Host authentication
Host authentication allows user to configure host authentication mode for iSCSI hosts.
The iSCSI host authentication mode determines which hashing algorithms are used during iSCSI CHAP authentication.
Two authentication modes are supported:
- Disabled (Default)
- The default iSCSI host authentication mode imposes no restrictions on the hashing algorithms used. It allows MD5, SHA1, SHA256, and SHA3-256.
- Enabled
- When enabled, this mode restricts the use of weaker hashing algorithms.

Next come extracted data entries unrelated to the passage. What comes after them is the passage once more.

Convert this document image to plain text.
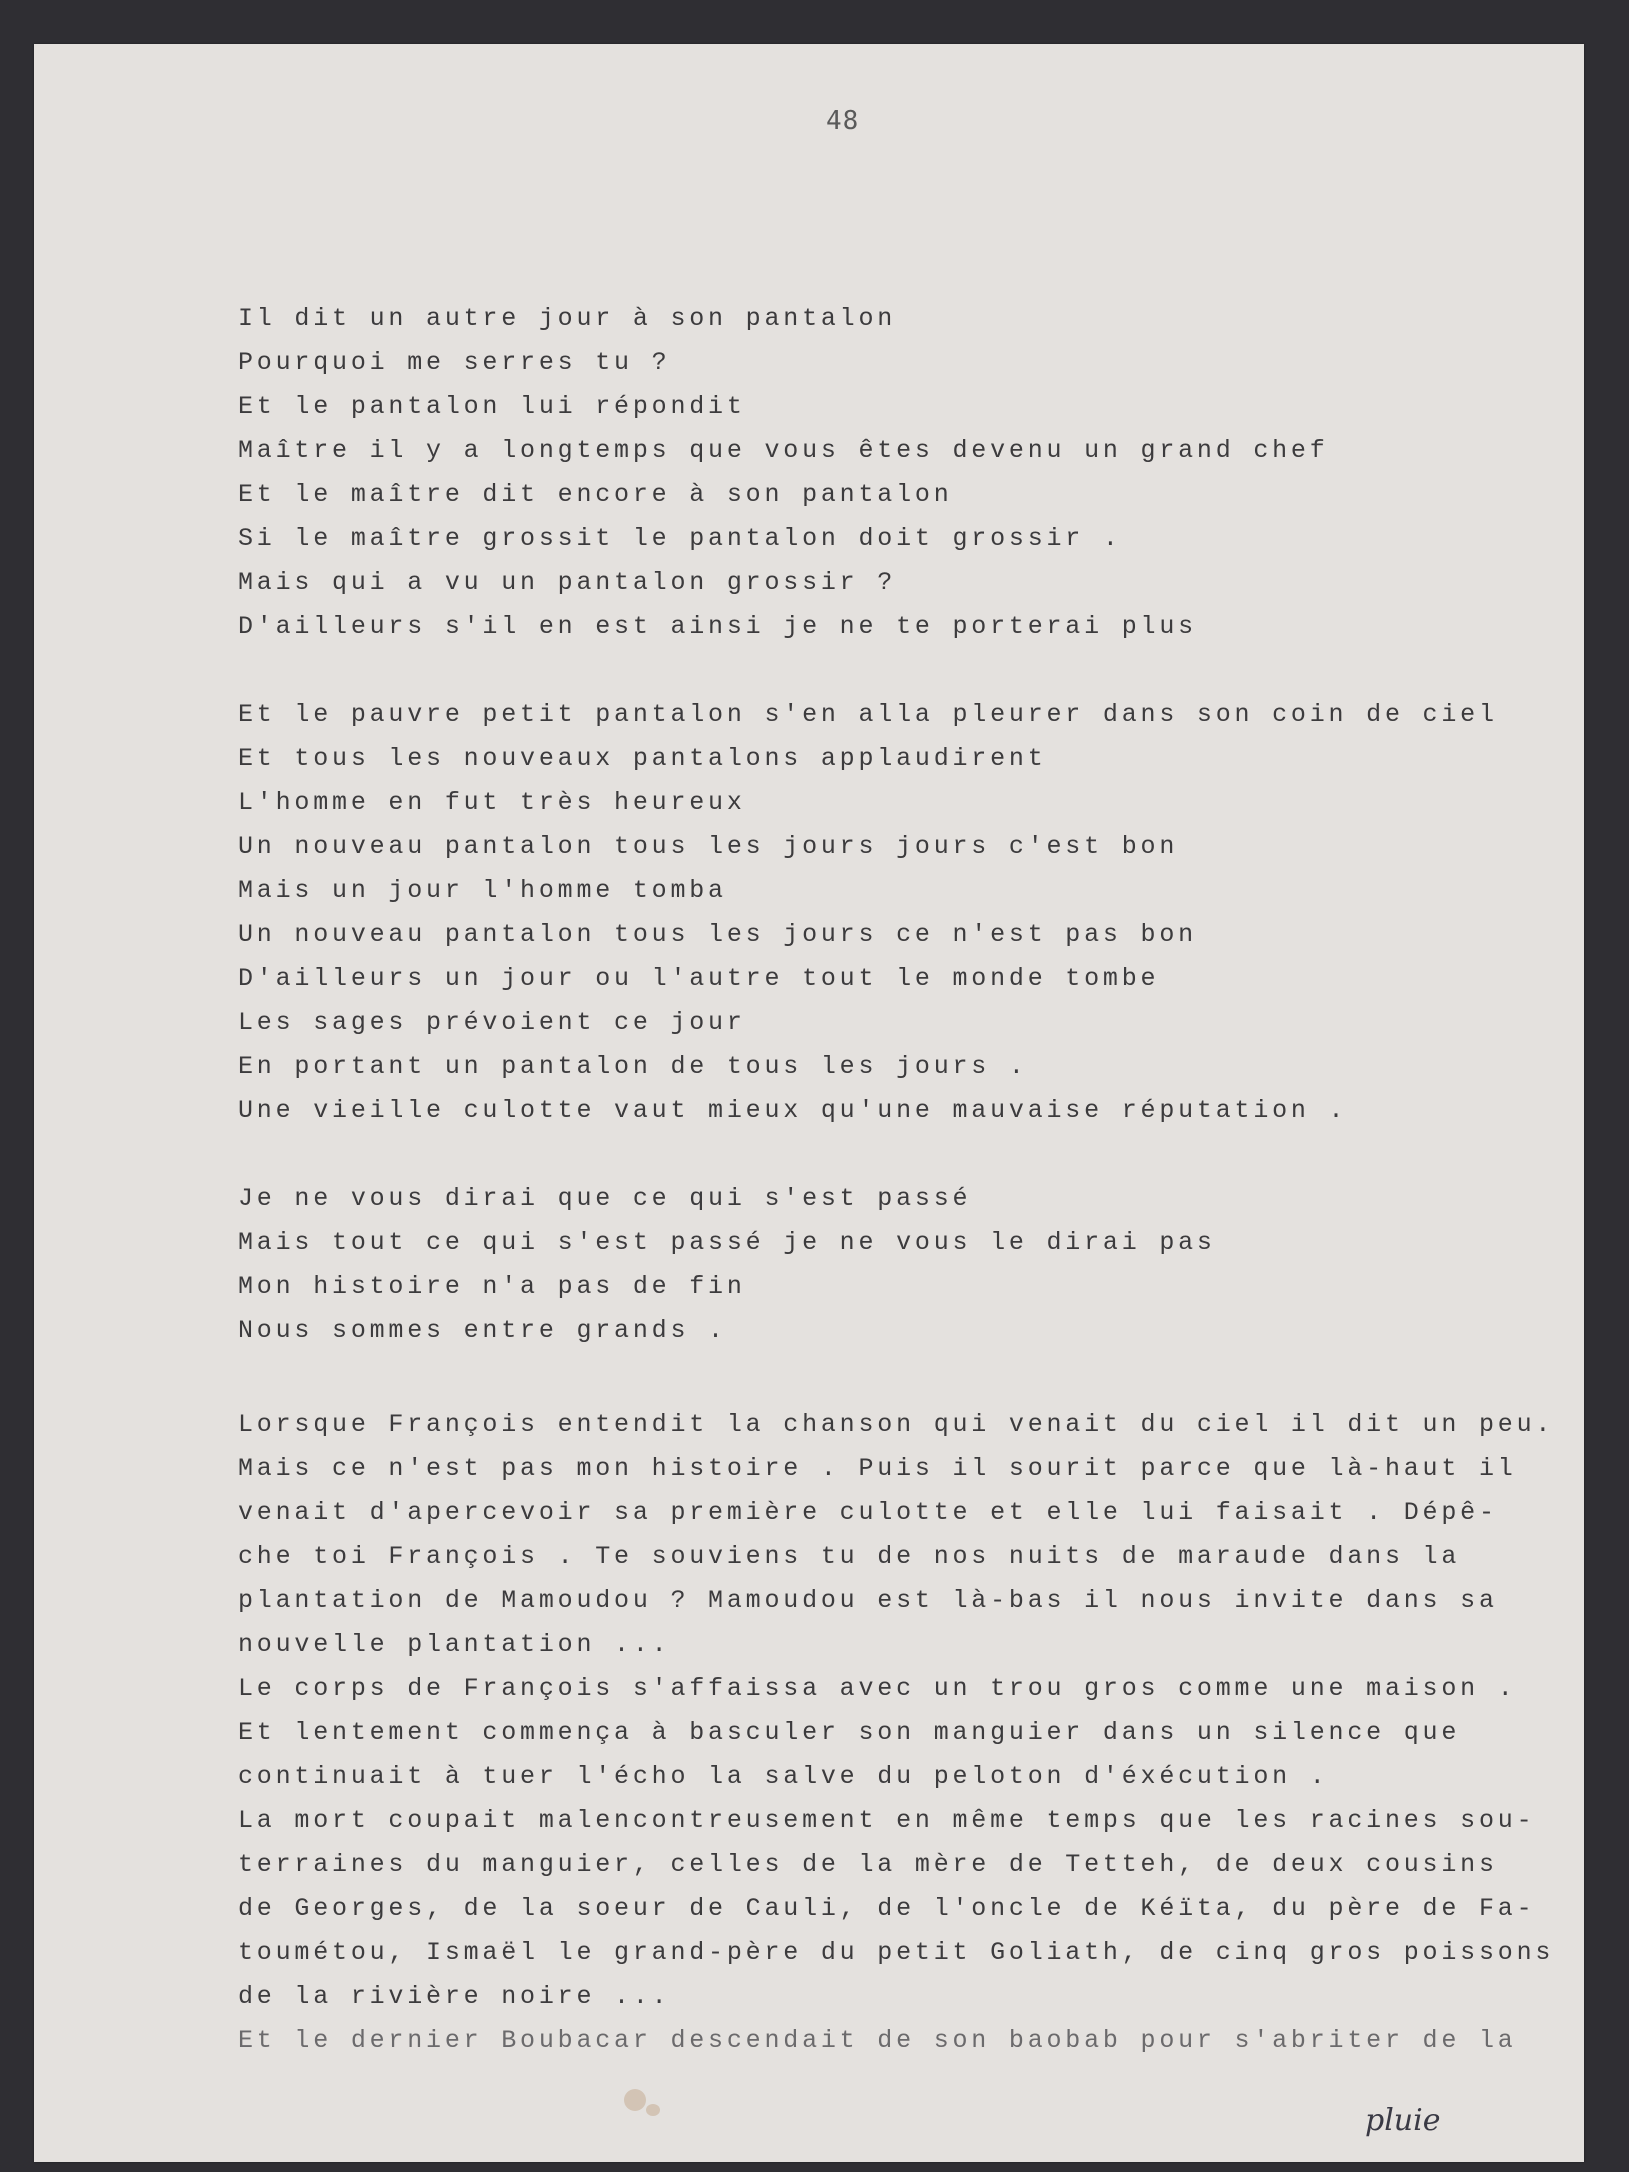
48
Il dit un autre jour à son pantalon
Pourquoi me serres tu ?
Et le pantalon lui répondit
Maître il y a longtemps que vous êtes devenu un grand chef
Et le maître dit encore à son pantalon
Si le maître grossit le pantalon doit grossir .
Mais qui a vu un pantalon grossir ?
D'ailleurs s'il en est ainsi je ne te porterai plus
Et le pauvre petit pantalon s'en alla pleurer dans son coin de ciel
Et tous les nouveaux pantalons applaudirent
L'homme en fut très heureux
Un nouveau pantalon tous les jours jours c'est bon
Mais un jour l'homme tomba
Un nouveau pantalon tous les jours ce n'est pas bon
D'ailleurs un jour ou l'autre tout le monde tombe
Les sages prévoient ce jour
En portant un pantalon de tous les jours .
Une vieille culotte vaut mieux qu'une mauvaise réputation .
Je ne vous dirai que ce qui s'est passé
Mais tout ce qui s'est passé je ne vous le dirai pas
Mon histoire n'a pas de fin
Nous sommes entre grands .
Lorsque François entendit la chanson qui venait du ciel il dit un peu.
Mais ce n'est pas mon histoire . Puis il sourit parce que là-haut il
venait d'apercevoir sa première culotte et elle lui faisait . Dépê-
che toi François . Te souviens tu de nos nuits de maraude dans la
plantation de Mamoudou ? Mamoudou est là-bas il nous invite dans sa
nouvelle plantation ...
Le corps de François s'affaissa avec un trou gros comme une maison .
Et lentement commença à basculer son manguier dans un silence que
continuait à tuer l'écho la salve du peloton d'éxécution .
La mort coupait malencontreusement en même temps que les racines sou-
terraines du manguier, celles de la mère de Tetteh, de deux cousins
de Georges, de la soeur de Cauli, de l'oncle de Kéïta, du père de Fa-
toumétou, Ismaël le grand-père du petit Goliath, de cinq gros poissons
de la rivière noire ...
Et le dernier Boubacar descendait de son baobab pour s'abriter de la
pluie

Only stronger
algorithms, such as SHA256 and SHA3-256, are permitted, while MD5 and SHA1 are disallowed.Note: If you are using the system as iSCSI backend, then enabling FIPs mode is not a supported configuration on iSCSI backend system.
Prerequisites
Ensure that the following prerequisite tasks are completed on the system before you configure
host authentication:
- For enabling this mode, ensure that all active iSCSI sessions are logged out. For details on active sessions, use the svcinfo lshostiplogin command.
- Once enabled, all previously logged-out sessions that use weaker algorithms must update their hashing algorithm and undergo rediscovery.
Using the management GUI
To configure host authentication, complete these steps:
- In the management GUI, select .
- Select Enabled and then click Save.